Il me parait évident que dans quelques jours la plupart des effondrés par l événement seront passés à autre chose pour peut qu un autre événement ne soit venu supplanter celui la.
Nous avons eu la chance que ce magnifique monument traverse l histoire sans trop de problèmes, ce qui ne fut pas le cas pour les allemands ou les Russes qui ont laissé une grande partie de leur histoire dans les conflits récents. Ils n ont pas eu le loisir de se lamenter, ils se sont mis au boulot et ils ont tout reconstruit.
Tout ça pour dire que cet événement est une grande perte mais qu il faut savoir garder la mesure des choses ce qui me semble ne plus être le cas ou tout est mis sur un pied d'égalité.
Je ne comprends pas vraiment le sens de ton message, notamment la dernière phrase.
On devrait faire comme s'il ne s'était rien passé ? Ou qu'on s'en fiche parce qu'on aurait eu la chance d'avoir Notre Dame depuis 900 ans ?
Je suis athée et j'accorde de l'importance au patrimoine, qu'il soit français ou mondial, religieux ou non religieux. Le patrimoine est un témoin, c'est ce qu'il reste une fois que nous êtres humains ne sommes plus, c'est de l'art, de l'esthétisme, un symbole religieux pour ceux qui se sentent concernés, c'est ce qui fait notre Histoire et qui explique où nous en sommes aujourd'hui.

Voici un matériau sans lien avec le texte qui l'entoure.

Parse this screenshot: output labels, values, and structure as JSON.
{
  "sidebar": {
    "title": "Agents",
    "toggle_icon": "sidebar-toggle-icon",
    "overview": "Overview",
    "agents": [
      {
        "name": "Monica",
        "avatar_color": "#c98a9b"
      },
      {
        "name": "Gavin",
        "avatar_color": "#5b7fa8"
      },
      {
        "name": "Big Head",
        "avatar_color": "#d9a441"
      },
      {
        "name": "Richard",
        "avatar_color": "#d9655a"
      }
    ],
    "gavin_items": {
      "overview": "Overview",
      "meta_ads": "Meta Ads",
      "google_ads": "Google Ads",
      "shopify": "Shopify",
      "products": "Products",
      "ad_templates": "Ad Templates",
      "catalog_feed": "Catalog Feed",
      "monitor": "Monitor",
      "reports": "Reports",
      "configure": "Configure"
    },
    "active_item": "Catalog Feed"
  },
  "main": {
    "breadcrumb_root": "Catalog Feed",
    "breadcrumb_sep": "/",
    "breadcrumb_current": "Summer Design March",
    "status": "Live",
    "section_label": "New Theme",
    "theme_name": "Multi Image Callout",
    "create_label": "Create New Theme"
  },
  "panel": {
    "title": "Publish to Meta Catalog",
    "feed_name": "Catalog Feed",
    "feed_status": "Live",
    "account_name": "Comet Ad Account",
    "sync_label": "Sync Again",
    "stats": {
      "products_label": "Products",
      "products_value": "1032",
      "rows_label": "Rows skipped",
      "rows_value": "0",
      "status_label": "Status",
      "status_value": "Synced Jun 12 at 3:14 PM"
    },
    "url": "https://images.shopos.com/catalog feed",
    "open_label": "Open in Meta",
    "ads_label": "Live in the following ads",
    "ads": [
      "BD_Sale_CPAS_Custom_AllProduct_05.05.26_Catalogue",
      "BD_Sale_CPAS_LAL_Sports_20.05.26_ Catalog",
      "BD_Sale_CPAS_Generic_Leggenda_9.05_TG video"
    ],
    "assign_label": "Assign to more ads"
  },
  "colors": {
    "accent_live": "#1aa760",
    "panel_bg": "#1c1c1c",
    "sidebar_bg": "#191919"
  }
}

Alors j'estime qu'on peut avoir de la peine -ou pas d'ailleurs, chacun fait et ressent comme bon lui semble-, et oui je te rejoins sur le fait que, notamment par l'ampleur des réseaux sociaux et des chaînes d'actualités H24 qui amplifient la déferlante d'émotions, certaines personnes se sentent aujourd'hui concernées et oublieront rapidement ou passeront à autre chose (une fois le selfie ou l'interview télé effectués), mais ce n'est pas nécessairement le cas de tout le monde.
Je pense aux artisans de toute sorte qui ont bâti Notre Dame, à l'Histoire qui s'y est déroulée, et l'enthousiasme m'émeut lorsque je constate le nombre de personnes qui maintenant se mobilisent pour préserver et reconstruire ce bâtiment ainsi que les oeuvres qui ont pu être sauvées. Je pense aux artisans d'aujourd'hui et de demain qui apporteront leur savoir-faire, qui se mêlera à celui du passé.